There are those who will insist this date-like dynamic is impossible to escape when men and women have intimate conversations over drinks. This is a preposterous idea that’s not only heterosexist but also demonstrably wrong. When I was in my mid-20s, I interned at the Village Voice for Frank Owen, a loud British journalist with long, glossy black hair who had a penchant for wearing pink and getting into political arguments. He was a former music journalist who had started covering the seedy underworld of nightlife, breaking news on murders, drug rings, and the Mafia. He took me everywhere with him as he made the rounds at various clubs. He took me to meetings and interviews, introducing me as his associate, never his intern. It was a sign of respect, and he gave me real tasks, and never asked me to fetch coffee or open his mail.

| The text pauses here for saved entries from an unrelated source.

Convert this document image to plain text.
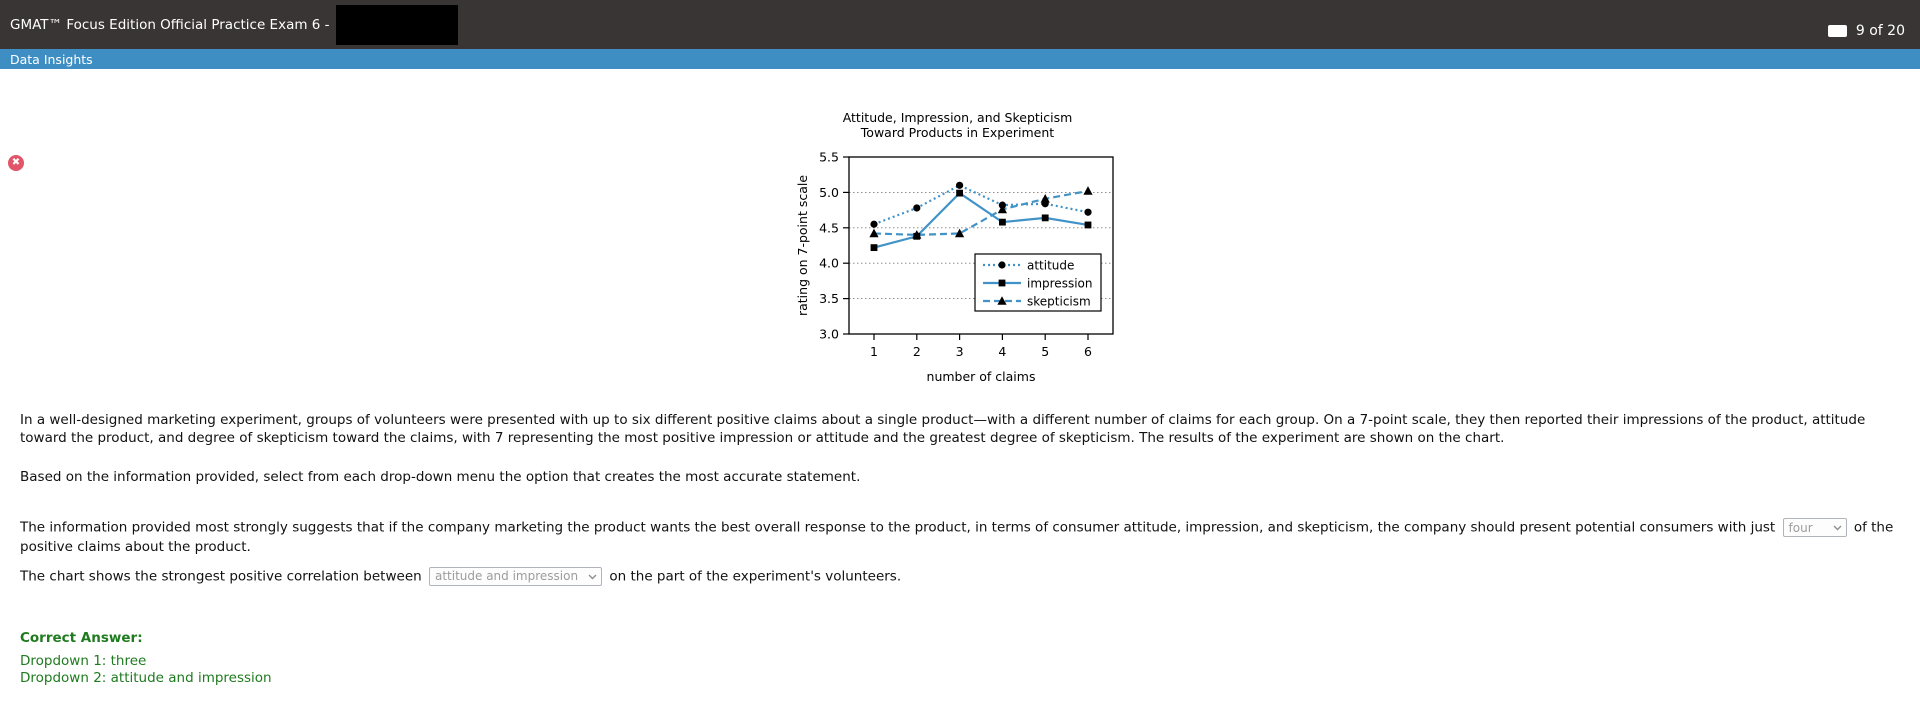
GMAT™ Focus Edition Official Practice Exam 6 -	9 of 20
Data Insights
✖
Attitude, Impression, and Skepticism
Toward Products in Experiment
3.0
3.5
4.0
4.5
5.0
5.5
1	2	3	4	5	6
attitude
impression
skepticism
number of claims
rating on 7-point scale

In a well-designed marketing experiment, groups of volunteers were presented with up to six different positive claims about a single product—with a different number of claims for each group. On a 7-point scale, they then reported their impressions of the product, attitude toward the product, and degree of skepticism toward the claims, with 7 representing the most positive impression or attitude and the greatest degree of skepticism. The results of the experiment are shown on the chart.

Based on the information provided, select from each drop-down menu the option that creates the most accurate statement.

The information provided most strongly suggests that if the company marketing the product wants the best overall response to the product, in terms of consumer attitude, impression, and skepticism, the company should present potential consumers with just four	of the positive claims about the product.

The chart shows the strongest positive correlation between attitude and impression on the part of the experiment's volunteers.

Correct Answer:
Dropdown 1: three
Dropdown 2: attitude and impression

We shared a byline on a cover story about female DJs, an idea of mine that we had executed together, and that he wrote. I sat with him during the editing process, watching Richard Goldstein nimbly edit the story. I interviewed DEA agents for him, I listened to him conduct interviews, and factchecked his stories. At the time, I was acutely aware of how different Frank was‚ how he was never creepy or inappropriate, and I was grateful, and still am.

And, to be sure, these tactics employed by men like Thrush had worked on some women in the media. There are a few women I know who’ve slept with the harassing boss to get a leg up, literally and figuratively, whose careers saw a real boost from their exchange of sex for power. And the media perpetuates the notion that pretty female journalists all sleep with their bosses and/or sources—see also: House of Cards, Newsroom, Trainwreck. These women are not the norm, but the exceptions. Most of us did everything in our power to make sure that we were not sleeping or flirting with the boss or editors, or our subjects and sources. We needed our work to be taken at face value, to know that our worth as journalists, our talent, was valid. It’s ironic that in the male-dominated media landscape, we still needed male validation, albeit of a different kind.

It’s no surprise, then, that the best editing experiences I’ve had in my career are with other women. There is no confusion. They like your writing. They like you. They have been where you are, they want to lift you up. They want to help. They want you to be better. You click.

The conversation about diversity in media is more than just filling in the Xs and Os to meet the diversity standards. It is about how people who are from similar backgrounds and lifestyles, similar genders and races, can often see eye to eye more easily than not. An all-white-male upper-class newsroom naturally engenders more all-white-male reporters and editors who pursue stories that reflect their interests and points of view. In a job market where it’s almost entirely “who you know,” the cycle is never broken.

I’m still friends with most of those male editors from my youth. They are all good people. But I’ve never told them that I felt our original interactions were compromised by power and an imbalance of attraction. I’ve never told them that they made me feel uncomfortable instead of valued for my ideas. I don’t know that they meant our interactions to feel that way or were even aware of their actions. Over the years, that awkward interaction has faded as I’ve gotten older, as they’ve moved on, as I’ve grown into my own power. But sometimes I will wonder if I am where I am because someone thought I was pretty enough to fuck.